Patients were followed for 14 months (7.5-21). The endpoint was reached by 15 patients: four patients died (two idiopathic PAH and two PAH in context of Eisenmenger syndrome), seven patients showed 1 functional class worsening, and four patients needed to be switched to combination therapy. Patients who remained clinically stable or improved had at baseline a better cardiac output with a less remodeled right ventricle (RV) and better functioning RV (all P < 0.05). A RV fractional area change (RVFAC) lower than 25.7% and a RV global strain value higher than -13.4% predict with 87% sensitivity and 83% specificity (AUC 87.3%, P = 0.001) and 73% sensitivity and 91% specificity (AUC 84.2%, P = 0.003), respectively, patients who will deteriorate clinically under specific vasodilator therapy. A multivariate model showed RVFAC to be the only independent predictor of the endpoint with a HR of 0.87 (0.8-0.96), P = 0.007.
Over an average period of 1 year, almost half of patients showed signs of clinical deterioration despite specific vasodilator therapy. Parameters of right ventricular morphology and function had prognostic value in these patients.
我们对接受特定血管扩张剂治疗的肺动脉高压(PAH)患者进行了随访,并测试了临床结局的预测因素。

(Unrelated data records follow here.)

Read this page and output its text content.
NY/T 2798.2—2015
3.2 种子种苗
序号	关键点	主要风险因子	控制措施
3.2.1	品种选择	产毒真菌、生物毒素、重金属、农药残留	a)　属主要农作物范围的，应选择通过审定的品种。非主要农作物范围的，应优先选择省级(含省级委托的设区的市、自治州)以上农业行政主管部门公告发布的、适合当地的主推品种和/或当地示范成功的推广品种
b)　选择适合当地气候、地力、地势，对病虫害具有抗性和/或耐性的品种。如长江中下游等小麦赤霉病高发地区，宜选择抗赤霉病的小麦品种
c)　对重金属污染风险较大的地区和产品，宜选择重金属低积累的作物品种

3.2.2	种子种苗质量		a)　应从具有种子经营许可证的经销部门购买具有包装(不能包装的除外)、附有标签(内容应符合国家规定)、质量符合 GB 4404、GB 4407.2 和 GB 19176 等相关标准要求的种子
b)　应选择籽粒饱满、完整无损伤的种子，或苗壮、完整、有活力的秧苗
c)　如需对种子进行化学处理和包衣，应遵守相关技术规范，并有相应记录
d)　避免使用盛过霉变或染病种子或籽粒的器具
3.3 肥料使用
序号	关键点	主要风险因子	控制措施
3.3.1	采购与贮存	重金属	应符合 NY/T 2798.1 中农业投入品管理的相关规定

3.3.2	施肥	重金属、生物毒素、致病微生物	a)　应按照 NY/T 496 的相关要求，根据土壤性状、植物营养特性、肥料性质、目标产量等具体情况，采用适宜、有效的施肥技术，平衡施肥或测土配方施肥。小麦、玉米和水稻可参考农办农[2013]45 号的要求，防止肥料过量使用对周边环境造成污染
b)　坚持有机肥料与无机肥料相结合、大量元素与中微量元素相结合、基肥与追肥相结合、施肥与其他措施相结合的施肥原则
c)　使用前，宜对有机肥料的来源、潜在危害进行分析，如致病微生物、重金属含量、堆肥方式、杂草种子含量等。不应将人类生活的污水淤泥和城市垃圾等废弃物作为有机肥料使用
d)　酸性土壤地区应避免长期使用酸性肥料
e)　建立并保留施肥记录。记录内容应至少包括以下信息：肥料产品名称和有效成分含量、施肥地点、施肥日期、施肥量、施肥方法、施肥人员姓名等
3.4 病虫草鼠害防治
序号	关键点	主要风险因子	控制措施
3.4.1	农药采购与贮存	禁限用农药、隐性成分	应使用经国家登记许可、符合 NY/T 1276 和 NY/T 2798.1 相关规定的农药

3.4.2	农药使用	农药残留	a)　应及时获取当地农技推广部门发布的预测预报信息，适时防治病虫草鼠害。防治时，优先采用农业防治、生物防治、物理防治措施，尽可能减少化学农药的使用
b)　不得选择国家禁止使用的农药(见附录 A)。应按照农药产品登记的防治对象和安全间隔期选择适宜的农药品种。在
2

32例患者(平均年龄39±15岁,22例女性,诊断为肺动脉高压;PH):29例PAH患者和3例无法手术的慢性血栓栓塞性PH患者接受波生坦、西地那非或两者联合治疗,并在接受特定药物治疗前及之后每3个月进行临床参数、生物标志物(B型利钠肽值)和超声心动图评估。在基线时进行右心导管检查。使用死亡、功能分级恶化或需要第二种血管扩张剂的复合终点来定义临床无反应者。
患者随访14个月(7.5 - 21个月)。15例患者达到终点:4例患者死亡(2例特发性PAH和2例艾森曼格综合征相关PAH),7例患者功能分级恶化1级,4例患者需要改用联合治疗。临床保持稳定或改善的患者在基线时心输出量更好,右心室(RV)重塑程度更低且功能更好(所有P < 0.05)。RV面积变化分数(RVFAC)低于25.7%和RV整体应变值高于 - 13.4%分别以87%的敏感性和83%的特异性(AUC 87.3%,P = 0.001)以及73%的敏感性和91%的特异性(AUC 84.2%,P = 0.003)预测在特定血管扩张剂治疗下临床会恶化的患者。多变量模型显示RVFAC是终点的唯一独立预测因素,HR为0.87(0.8 - 0.96),P = 0.007。
在平均1年的时间里,尽管接受了特定的血管扩张剂治疗,但几乎一半的患者出现了临床恶化迹象。右心室形态和功能参数对这些患者具有预后价值。